The cost can vary, depending on whether your request is an emergency or planned, as well as the distance from the farm to the plant. Plan on approximately $100-$300 for this method.
If you opt for rendering, it may be best to leave before your horse is taken away. This part can be stressful; remember, your horse is already gone.
This is what I chose for my horse. If you or a friend owns land, check into the laws in your area. In some places, it’s allowed (given certain conditions of location and depth are met), and in others, it’s not.
To bury a horse, the hole will typically need to be about seven feet wide and nine feet deep, as a minimum of three feet of dirt covering your horse’s body is required.
The cost for this method is mostly related to equipment, as most people don’t own a backhoe. Hiring a backhoe, plus an operator, could be anywhere from $300-$600+.
Cremation is growing in popularity for many horse owners. You can arrange to have your horse’s body picked up, and cremated, and have the ashes returned to you (with a private cremation). A communal cremation is another option which allows the facility to handle the ashes.
This is the most expensive option, so plan for $1,000-$1,500.
Memories & Grieving
There’s no right or wrong way to remember and grieve your horse. The one thing I wish someone had told me was this: It doesn’t get easier, you just get used to it. Maybe you’ll feel better in a few days, maybe it will take a few years. However long it takes you to grieve, is perfectly fine.

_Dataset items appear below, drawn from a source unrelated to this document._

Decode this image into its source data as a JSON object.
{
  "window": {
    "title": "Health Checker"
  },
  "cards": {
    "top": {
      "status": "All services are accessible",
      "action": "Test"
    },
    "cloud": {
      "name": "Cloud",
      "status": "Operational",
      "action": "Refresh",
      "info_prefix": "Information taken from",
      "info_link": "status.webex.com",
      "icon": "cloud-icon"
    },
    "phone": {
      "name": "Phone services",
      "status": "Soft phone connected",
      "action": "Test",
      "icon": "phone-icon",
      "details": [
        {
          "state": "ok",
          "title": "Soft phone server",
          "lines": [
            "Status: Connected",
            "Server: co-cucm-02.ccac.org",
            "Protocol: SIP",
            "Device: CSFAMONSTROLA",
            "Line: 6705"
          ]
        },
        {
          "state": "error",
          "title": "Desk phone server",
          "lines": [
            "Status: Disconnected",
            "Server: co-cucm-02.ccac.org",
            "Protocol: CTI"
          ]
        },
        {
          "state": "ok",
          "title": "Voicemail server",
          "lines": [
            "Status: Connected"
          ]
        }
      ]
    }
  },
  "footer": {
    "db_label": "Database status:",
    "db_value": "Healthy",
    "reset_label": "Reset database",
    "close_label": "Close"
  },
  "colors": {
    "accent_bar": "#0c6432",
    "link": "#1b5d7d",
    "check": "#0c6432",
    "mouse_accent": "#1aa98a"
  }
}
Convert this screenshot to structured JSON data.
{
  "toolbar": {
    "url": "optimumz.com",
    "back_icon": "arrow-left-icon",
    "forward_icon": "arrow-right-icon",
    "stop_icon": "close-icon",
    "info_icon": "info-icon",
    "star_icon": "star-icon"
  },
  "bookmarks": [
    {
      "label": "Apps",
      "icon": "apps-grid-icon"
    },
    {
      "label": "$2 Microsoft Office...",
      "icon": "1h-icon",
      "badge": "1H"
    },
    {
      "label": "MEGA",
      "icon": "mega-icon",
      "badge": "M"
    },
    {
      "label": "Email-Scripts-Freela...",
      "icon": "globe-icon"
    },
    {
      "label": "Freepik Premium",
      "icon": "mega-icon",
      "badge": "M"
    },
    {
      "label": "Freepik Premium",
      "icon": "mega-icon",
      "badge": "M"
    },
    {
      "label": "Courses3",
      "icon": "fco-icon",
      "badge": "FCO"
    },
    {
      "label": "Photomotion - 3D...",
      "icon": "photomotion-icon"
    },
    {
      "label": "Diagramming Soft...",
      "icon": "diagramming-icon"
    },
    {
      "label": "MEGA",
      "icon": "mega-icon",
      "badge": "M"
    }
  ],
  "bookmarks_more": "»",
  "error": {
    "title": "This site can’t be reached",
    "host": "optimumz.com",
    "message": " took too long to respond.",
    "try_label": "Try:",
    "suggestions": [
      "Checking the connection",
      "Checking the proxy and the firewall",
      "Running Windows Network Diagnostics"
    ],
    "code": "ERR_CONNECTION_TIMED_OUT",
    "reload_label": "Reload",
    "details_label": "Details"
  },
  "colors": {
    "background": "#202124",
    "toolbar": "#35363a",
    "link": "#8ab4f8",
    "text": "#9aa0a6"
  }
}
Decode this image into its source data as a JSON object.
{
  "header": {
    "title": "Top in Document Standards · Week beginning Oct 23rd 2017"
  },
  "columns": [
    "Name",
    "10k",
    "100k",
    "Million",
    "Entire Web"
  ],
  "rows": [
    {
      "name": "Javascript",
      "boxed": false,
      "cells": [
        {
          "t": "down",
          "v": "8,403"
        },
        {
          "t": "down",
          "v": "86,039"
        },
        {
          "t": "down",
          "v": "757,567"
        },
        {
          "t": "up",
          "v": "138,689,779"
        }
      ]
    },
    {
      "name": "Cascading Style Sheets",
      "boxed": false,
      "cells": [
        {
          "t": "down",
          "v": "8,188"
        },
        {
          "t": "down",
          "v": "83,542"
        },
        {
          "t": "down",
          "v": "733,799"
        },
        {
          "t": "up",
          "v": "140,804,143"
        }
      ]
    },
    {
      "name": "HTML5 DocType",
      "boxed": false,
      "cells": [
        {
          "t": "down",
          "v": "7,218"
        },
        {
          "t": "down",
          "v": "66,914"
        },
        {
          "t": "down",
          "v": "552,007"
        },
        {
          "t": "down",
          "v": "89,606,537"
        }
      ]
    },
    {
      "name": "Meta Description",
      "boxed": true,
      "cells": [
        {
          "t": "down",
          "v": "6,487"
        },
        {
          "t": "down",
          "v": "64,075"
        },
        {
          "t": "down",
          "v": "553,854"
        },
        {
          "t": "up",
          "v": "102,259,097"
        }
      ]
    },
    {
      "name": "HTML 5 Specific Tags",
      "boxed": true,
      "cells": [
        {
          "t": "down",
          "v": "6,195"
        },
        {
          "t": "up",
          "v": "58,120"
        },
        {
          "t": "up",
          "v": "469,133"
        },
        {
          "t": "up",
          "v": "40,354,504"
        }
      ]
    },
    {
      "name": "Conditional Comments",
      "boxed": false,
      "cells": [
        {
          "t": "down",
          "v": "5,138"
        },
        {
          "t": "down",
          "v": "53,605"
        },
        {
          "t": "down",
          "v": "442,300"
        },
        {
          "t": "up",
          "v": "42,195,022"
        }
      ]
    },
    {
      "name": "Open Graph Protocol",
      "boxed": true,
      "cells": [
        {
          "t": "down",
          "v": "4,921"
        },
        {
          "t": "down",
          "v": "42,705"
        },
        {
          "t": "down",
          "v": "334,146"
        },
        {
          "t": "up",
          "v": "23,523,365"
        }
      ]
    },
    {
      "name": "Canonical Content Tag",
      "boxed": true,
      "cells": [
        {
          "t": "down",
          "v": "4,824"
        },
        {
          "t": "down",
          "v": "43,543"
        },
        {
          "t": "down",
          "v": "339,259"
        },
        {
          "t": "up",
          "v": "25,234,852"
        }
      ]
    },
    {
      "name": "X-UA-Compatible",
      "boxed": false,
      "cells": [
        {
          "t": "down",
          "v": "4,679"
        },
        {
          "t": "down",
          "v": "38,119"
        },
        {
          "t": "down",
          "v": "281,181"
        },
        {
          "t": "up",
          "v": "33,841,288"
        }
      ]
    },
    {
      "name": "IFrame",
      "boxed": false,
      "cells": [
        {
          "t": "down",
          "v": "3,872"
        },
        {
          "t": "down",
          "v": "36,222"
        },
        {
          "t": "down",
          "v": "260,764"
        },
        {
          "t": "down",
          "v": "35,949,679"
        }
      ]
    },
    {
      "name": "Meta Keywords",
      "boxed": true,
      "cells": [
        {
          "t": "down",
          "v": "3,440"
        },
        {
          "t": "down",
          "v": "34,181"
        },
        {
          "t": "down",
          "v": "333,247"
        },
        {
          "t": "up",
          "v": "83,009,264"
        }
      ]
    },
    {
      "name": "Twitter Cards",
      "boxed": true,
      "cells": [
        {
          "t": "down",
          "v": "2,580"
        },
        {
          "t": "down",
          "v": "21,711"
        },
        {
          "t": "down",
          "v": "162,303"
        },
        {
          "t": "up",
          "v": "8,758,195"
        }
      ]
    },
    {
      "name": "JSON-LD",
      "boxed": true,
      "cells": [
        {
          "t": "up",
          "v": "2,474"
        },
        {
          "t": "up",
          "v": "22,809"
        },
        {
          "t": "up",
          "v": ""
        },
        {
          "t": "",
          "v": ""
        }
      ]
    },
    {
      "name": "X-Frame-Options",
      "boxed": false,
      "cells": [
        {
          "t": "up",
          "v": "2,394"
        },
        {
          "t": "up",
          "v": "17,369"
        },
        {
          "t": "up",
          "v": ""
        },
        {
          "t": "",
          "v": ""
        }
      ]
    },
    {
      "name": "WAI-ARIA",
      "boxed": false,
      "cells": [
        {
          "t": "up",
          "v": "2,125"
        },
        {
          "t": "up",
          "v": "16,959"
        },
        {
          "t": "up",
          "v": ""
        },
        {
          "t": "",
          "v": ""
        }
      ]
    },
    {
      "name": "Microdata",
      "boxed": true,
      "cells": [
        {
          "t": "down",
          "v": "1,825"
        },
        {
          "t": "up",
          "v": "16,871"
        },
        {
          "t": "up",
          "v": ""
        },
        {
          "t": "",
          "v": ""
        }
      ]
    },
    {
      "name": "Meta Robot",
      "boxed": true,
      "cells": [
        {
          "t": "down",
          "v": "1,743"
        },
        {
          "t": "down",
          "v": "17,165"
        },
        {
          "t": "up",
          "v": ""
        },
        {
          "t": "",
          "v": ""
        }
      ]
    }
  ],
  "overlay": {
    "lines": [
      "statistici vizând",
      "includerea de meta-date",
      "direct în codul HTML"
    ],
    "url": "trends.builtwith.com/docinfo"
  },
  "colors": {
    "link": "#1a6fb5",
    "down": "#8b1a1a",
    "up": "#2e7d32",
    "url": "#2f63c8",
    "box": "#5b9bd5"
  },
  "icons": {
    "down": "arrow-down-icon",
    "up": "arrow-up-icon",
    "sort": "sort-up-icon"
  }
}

4 Ways to Honor Your Horse
- Hair – Braid a piece of their forelock, mane, and/or tail to keep. There are also some services, such as Equine Keepsakes, that can take your horse’s tail and turn it into bracelets, necklaces, keychains, and more.
- Horseshoe – If your horse is shod, have your vet or farrier pull a shoe for you to keep.
- Nameplate – Keep the nameplate from your horse’s stall, halter, or bridle.
- Photobook – Use a service like Shutterfly to create a beautiful picture book to remember your horse by.
Resources for Grieving
Don’t be afraid to reach out if you need help moving through the grieving process. I did. Make an appointment with a licensed therapist, take a few days off work, or join an equine loss support group.
If you’re not sure where to begin, check out Hoofbeats in Heaven.
Frequently Asked Questions
Q: How much does it cost to euthanize a horse?
The cost depends on which method you and your vet select. On average, most forms of chemical euthanasia combined with sedation will cost about $250+, plus whatever amount for the method of disposal you decide on. You can always check with your vet and have the correct amount set aside in advance.
Euthanizing a horse is stressful enough—if you’re able to financially plan ahead, it lessens a little bit of the burden.
Q: When should you euthanize a horse with laminitis?
This decision is best made in conjunction with your vet. It can be hard to differentiate between your emotions and your horse’s quality of life.
A good indicator is to monitor your horse’s pain levels. Once they increase past a manageable level, it’s probably time.
Q: How do you dispose of a dead horse?
The most common methods to handle a horse’s remains include rendering, burial, and cremation. The method of euthanasia may influence handling methods, so it’s important to understand this when making a plan. For example, horses euthanized with barbiturates cannot enter the food chain, as the substance is toxic.
Q: What are the most humane methods to kill a horse?
The American Veterinary Medical Association (AMVA) outlines acceptable euthanasia methods. They include an intravenous overdose of barbiturate drugs, a gunshot to the brain, or use of a captive bolt device.
All three of these methods are only humane if performed correctly by a skilled professional.
Deciding it’s time is never easy, and it’s always harder on you than on your horse. The best thing you can do is to make a plan well in advance of needing one. That way, should a sudden situation occur or when that dreaded day comes when your old horse tells you it’s time, you’re prepared.
The last thing you want to be thinking about is how your horse’s life is going to end. Instead, plan ahead so you can enjoy your last days and hours together.